Здѣсь уже сразу пошла «Голодная степь», вполнѣ оправдывающая свое суровое названіе. Залегая между лѣвымъ берегомъ Сыра и Нуратинскимь горнымъ хребтомъ, она тянется верстъ на двѣсти въ сѣверо-западномъ направленіи и сливается наконецъ съ Кизылъ-кумами. Намъ предстояло въ этотъ день пересѣчь ее поперегъ, на протяженіи 120 верстъ отъ Чиназской переправы до города Джизава.

Лѣвый берегъ Сыра покрытъ высокими густыми камышами, заросли коихъ тянутся версты на полторы въ глубь степи. Камышъ этотъ съ виду щетиноватъ и растетъ какъ бы снопами, сплошь покрывая собой отдѣльныя кочки, усѣявшія все видимое пространство берега. За полосой камышей, влѣво отъ дороги, на берегу болотистаго плеса или озера, называемаго Чибынтай, высятся развалины чего-то въ родѣ укрѣпленія съ наугольными круглыми башнями.

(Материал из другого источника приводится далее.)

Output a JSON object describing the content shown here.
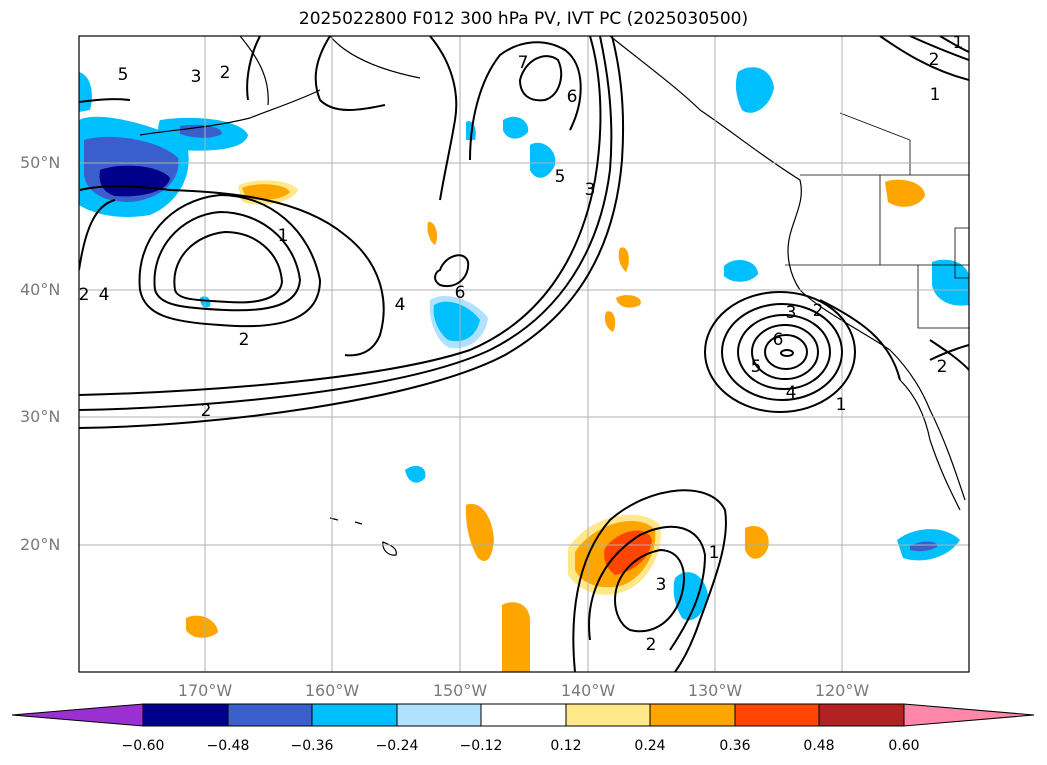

На вопросъ, что это за развалины, ямщикъ-киргизъ, очень порядочно говорящій по-русски, объяснилъ, что въ народѣ мѣсто это называютъ Урумбай-курганъ, но что тутъ не было крѣпости, а просто лѣтъ пятьдесятъ назадъ одинъ богатый человѣкъ Урумбай построилъ себѣ такой дворъ въ свое удовольствіе.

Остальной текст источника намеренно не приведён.